Flip the back bodice over the back skirt at the waistline, right sides together. Pin them together along the waistline, matching the centre notches. Using a narrow zigzag stitch (1-1.5mm wide x 2.2-2.5mm long), sew them together. Whereas we sewed the front waistline between the pivot points, leaving the ends unstitched, on the back you can sew all the way from one raw edge to the other.
Trim the seam allowances, or overlock (serge) them together if you have an overlocker (or you can leave the edges raw).
Press the bodice and seam allowances away from the skirt. Find the side back panels and lay them out next to the back dress, all pieces right sides up.
Lay the side back panels over the back skirt, right sides together. Pin them together along the back skirt seams, matching notches and lining up the pivot points, which should be exactly on the waistline seam. The top end of the seams should overlap the waistline by 15mm (5/8in).
Keeping the waistline seam allowances up and out of the way, narrow zigzag stitch between the pivot point and the bottom of each back skirt seam.
Make sure the bodice and waistline seam allowances don’t get caught in the stitching. And check from the wrong side of the dress that the stitching meets the end of the waistline stitching exactly so your dress doesn’t end up with a hole in it (you can stitch over any gaps).
Snip the side panel seam allowance to the pivot point from the corner – this will help the seam allowances open up and lie flat, making it easier to pin and stitch the seam neatly.
Now fold each side back panel over the back bodice, right sides together, and pin them together along the back bodice seams, matching notches.

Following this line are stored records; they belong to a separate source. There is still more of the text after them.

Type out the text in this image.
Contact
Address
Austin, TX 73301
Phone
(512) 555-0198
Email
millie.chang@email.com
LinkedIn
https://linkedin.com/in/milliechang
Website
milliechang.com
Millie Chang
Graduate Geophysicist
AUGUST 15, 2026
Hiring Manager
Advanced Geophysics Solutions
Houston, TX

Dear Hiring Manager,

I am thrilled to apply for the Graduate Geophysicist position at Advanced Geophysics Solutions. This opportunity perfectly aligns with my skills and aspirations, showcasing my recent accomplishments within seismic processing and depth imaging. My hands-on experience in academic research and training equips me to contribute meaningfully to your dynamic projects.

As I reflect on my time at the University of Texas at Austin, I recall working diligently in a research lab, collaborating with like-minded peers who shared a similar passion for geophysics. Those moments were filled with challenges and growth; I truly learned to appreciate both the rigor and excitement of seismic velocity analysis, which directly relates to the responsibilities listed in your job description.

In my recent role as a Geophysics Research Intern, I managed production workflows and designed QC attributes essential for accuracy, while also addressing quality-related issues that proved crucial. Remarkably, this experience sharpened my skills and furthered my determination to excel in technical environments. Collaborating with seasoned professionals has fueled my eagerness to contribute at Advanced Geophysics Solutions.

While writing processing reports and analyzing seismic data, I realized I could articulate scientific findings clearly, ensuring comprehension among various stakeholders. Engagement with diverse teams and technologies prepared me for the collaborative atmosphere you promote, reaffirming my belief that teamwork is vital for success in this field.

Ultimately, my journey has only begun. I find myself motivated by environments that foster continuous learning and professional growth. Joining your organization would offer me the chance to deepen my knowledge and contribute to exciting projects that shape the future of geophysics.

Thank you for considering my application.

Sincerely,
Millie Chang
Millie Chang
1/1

With the waistline seam allowances still pressed up, narrow zigzag stitch between the pivot point and top of the back bodice seams. The aim of the game is for the stitching to start or end exactly on – but not over – the pivot point, which should also be the level of the waistline seam. This is the key to getting a nice, neat corner, without leaving a hole in the dress – check how the corner looks from both the wrong and right sides.
This is what it should look like. If you’re not happy with your corners, you can always unpick the stitching around it, check the pivot points are exactly on top of each other (you can always stretch the fabric slightly if needed!) and stitch up to the pivot points again. It may take a few attempts to get a sharp point on your corner – and that’s fine!
Once you’re happy with your back dress, trim the seam allowances on the skirt and bodice seams, and overlock (serge) them together if you want to. Press the seam allowances towards the bodice and skirt.